Of course you would only want to do this when you were clear out in front.

I wouldn't recommend doing that Dan, as noted it 'can' cause you some canopy control problems and when doing it your concentration isn't really where it should be, which is in front of you.

I wear a tight fitting open face helmet with wraparound sunglasses most of the time, very little if any peripheral vision is obstructed, I'm also pretty flexible and found that when I turn my hips and neck all the way to the stops in either direction I can 'see' the full 180 degrees behind my direction of flight.

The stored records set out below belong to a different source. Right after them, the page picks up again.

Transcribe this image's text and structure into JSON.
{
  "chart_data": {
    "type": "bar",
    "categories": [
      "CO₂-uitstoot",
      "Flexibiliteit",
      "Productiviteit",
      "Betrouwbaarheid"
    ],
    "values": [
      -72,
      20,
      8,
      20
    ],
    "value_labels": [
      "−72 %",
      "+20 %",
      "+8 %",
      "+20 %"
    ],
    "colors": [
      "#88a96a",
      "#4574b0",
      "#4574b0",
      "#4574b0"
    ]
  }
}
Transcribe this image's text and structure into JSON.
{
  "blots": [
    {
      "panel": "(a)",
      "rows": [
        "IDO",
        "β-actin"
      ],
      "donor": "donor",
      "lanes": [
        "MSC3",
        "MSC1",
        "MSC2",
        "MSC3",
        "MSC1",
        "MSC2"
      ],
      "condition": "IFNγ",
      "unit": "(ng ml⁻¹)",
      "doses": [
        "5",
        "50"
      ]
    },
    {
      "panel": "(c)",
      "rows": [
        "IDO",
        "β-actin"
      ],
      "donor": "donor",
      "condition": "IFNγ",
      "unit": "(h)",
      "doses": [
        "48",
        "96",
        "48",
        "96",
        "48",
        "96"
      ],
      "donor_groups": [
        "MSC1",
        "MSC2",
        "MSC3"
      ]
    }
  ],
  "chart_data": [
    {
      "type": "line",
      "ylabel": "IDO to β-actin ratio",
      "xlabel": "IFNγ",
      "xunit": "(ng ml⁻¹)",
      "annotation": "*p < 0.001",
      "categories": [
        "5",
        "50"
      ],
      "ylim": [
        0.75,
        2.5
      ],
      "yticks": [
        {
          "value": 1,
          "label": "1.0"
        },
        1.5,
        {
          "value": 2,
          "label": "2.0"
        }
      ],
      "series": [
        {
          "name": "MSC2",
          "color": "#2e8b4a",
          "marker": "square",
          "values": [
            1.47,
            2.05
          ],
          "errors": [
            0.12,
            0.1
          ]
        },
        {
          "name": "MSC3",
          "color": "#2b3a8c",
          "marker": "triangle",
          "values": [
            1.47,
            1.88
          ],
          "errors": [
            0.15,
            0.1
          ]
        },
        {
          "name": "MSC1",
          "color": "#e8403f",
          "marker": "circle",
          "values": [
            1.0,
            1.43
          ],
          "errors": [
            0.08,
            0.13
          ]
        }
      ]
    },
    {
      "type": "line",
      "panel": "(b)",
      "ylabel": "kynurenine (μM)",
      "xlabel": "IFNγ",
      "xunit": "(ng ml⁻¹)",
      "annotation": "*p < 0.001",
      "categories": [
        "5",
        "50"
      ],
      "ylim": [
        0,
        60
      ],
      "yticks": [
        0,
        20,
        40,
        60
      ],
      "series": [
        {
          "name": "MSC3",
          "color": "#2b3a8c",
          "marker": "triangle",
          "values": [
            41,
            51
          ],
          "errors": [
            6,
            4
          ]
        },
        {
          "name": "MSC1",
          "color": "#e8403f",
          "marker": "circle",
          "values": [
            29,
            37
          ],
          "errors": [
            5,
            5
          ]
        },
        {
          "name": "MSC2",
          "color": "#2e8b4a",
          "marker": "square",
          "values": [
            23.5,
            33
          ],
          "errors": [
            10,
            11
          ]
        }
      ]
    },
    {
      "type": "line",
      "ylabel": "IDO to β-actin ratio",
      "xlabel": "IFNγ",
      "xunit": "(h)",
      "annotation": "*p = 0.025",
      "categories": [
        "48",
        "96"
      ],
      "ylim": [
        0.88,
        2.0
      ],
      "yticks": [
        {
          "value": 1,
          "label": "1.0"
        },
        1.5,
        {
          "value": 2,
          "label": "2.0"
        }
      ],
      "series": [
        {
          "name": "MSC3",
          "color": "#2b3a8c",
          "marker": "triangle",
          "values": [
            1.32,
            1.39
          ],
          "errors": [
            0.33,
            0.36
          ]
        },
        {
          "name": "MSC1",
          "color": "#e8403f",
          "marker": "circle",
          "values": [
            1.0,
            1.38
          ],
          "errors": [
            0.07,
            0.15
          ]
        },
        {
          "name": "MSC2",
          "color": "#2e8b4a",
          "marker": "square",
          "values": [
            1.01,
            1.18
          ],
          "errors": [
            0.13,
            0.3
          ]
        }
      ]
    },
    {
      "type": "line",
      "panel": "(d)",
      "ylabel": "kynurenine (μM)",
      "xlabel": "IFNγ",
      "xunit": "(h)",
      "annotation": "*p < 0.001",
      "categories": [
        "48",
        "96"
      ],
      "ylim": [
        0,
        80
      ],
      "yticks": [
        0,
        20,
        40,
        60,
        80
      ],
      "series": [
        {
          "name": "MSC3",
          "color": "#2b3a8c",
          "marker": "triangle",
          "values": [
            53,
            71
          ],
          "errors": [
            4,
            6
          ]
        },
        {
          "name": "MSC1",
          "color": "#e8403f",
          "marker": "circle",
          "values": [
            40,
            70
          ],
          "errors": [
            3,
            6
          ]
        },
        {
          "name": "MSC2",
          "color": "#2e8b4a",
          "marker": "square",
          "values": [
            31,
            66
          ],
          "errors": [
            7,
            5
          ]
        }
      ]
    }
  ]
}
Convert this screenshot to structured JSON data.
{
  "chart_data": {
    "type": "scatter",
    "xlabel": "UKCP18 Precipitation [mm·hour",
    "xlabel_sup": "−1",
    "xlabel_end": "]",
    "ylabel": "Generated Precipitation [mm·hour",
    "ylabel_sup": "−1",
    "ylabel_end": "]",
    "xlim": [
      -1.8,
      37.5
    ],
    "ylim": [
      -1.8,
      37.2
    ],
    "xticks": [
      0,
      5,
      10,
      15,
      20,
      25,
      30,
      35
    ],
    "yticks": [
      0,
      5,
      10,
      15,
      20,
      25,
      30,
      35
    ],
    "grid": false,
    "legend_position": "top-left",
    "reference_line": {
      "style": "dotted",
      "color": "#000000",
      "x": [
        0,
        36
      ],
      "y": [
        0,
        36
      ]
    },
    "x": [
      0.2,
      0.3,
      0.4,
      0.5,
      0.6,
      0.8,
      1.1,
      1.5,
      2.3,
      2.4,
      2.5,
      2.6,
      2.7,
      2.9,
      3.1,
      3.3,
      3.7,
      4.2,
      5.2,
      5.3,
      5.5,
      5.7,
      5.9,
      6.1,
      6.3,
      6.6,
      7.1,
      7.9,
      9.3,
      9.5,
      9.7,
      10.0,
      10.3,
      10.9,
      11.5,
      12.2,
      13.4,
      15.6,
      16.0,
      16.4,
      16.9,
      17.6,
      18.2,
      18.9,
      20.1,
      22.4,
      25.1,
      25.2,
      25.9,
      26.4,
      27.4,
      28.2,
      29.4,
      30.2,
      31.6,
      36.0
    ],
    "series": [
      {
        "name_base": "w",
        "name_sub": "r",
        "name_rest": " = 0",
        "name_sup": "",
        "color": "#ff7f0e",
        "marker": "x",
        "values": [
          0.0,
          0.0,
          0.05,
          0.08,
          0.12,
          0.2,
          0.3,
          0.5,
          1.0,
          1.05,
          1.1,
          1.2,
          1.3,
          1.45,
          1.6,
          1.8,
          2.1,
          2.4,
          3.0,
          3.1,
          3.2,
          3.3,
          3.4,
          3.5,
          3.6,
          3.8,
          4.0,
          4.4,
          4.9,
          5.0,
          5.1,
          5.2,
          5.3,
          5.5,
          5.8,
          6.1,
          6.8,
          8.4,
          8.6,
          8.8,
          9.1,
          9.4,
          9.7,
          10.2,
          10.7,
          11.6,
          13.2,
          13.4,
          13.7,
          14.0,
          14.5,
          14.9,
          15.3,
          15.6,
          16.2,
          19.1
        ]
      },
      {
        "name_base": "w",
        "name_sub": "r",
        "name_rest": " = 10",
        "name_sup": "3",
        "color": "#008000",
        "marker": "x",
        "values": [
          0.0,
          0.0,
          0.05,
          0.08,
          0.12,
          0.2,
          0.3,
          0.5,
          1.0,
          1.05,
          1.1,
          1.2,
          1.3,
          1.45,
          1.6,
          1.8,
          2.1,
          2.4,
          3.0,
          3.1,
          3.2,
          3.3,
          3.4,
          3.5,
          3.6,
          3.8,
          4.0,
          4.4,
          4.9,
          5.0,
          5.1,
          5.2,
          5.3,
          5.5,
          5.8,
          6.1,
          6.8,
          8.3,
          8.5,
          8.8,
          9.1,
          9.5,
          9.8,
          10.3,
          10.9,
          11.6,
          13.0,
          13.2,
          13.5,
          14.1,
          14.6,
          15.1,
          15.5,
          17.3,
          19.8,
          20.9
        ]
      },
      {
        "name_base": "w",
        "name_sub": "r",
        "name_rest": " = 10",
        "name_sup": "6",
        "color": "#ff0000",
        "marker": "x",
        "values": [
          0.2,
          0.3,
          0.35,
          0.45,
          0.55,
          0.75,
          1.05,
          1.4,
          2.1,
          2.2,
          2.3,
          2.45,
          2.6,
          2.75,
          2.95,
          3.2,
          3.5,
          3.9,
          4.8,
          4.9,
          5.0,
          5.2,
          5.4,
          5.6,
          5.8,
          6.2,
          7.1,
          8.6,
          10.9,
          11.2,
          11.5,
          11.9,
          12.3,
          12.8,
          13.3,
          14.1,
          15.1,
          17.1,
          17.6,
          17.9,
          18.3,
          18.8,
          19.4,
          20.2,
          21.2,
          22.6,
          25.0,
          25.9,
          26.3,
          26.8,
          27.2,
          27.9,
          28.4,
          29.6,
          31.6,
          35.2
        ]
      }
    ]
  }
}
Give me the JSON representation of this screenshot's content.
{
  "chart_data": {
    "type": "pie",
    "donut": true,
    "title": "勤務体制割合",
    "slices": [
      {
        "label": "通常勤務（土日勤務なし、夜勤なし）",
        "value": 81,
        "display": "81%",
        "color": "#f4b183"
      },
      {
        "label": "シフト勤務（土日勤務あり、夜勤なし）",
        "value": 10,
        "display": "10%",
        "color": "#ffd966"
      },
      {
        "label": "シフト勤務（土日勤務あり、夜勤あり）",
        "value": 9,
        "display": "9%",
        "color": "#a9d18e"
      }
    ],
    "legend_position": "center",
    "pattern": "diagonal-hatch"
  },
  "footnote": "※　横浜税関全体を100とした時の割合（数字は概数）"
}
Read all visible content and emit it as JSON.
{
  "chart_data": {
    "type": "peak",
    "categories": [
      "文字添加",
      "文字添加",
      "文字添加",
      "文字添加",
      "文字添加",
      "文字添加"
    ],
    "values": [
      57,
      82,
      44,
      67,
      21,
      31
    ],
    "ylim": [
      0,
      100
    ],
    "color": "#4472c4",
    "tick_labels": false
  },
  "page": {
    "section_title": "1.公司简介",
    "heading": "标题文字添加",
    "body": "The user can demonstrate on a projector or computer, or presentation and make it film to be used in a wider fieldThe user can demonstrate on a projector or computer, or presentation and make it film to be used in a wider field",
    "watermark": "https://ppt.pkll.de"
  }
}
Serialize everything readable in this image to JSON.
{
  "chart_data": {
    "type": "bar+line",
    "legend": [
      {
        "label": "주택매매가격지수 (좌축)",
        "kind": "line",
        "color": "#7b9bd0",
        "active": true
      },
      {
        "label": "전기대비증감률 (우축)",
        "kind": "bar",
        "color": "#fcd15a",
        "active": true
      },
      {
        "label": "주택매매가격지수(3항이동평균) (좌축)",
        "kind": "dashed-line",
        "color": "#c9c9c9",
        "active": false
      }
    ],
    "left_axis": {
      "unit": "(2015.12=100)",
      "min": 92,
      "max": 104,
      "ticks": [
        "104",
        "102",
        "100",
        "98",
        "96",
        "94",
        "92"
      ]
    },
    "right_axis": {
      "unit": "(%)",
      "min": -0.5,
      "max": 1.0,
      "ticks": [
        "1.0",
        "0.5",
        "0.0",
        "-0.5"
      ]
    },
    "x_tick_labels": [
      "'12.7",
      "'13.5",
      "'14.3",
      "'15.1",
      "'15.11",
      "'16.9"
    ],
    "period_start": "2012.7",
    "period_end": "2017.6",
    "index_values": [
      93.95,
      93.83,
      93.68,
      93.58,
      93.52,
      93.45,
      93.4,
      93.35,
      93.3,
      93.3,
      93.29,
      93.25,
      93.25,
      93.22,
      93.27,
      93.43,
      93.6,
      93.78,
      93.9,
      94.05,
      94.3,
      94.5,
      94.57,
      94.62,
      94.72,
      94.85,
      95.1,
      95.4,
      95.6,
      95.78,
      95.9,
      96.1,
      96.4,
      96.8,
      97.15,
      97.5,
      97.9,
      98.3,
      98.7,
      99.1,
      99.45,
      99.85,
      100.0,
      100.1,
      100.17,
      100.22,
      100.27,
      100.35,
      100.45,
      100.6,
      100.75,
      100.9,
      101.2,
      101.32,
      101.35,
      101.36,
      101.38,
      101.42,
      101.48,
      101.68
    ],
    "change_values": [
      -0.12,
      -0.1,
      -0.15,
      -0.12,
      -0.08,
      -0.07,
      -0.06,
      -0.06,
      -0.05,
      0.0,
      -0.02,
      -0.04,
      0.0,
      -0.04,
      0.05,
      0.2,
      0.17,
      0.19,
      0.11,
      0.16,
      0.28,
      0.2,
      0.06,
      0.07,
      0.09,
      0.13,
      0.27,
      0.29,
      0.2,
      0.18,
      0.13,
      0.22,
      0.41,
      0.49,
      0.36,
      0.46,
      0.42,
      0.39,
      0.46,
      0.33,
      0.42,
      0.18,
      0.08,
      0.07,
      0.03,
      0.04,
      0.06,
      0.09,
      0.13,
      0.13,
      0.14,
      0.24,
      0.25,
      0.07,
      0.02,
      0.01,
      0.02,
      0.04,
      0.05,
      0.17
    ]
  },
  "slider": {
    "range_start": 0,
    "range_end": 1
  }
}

Try it...put your gear on and face one way, turn your hips and neck right noting what the limit of your peripheral is...then do it to the left. You will be surprised at how much rear-view coverage you have.

Another little 'trick' my wife taught me...

She's a pilot with over 30,000 hours in everything from a Pitts to a 747, spotting 'traffic' is part of her job description.

A quick 'scan' for conflicting traffic is best done by relaxing your eye somewhat and not 'focusing' on a certain area of the sky. Instead look off in the distance at a 45 degree up-then down angle off the horizon...'up' for what's above you & 45 degrees 'down' for what's below you.

Think about letting your eyes pick up movement and 'motion' first...then narrow your focus to actually identify the target as far as direction of flight and approach speed.

It takes a little concentration & training to make this a 'natural' thing, but once you do you will be amazed at the things you notice that you never did before.

There is a reason they say keep your 'head' on a swivel and not keep your whole body swiveling around, you're currently doing most of your jumping at a smaller less congested DZ, when you get into some crowded skies you'll not wanna be messing with the risers to see where ya been! Wink


BTW~ how was your Z-Hills adventure?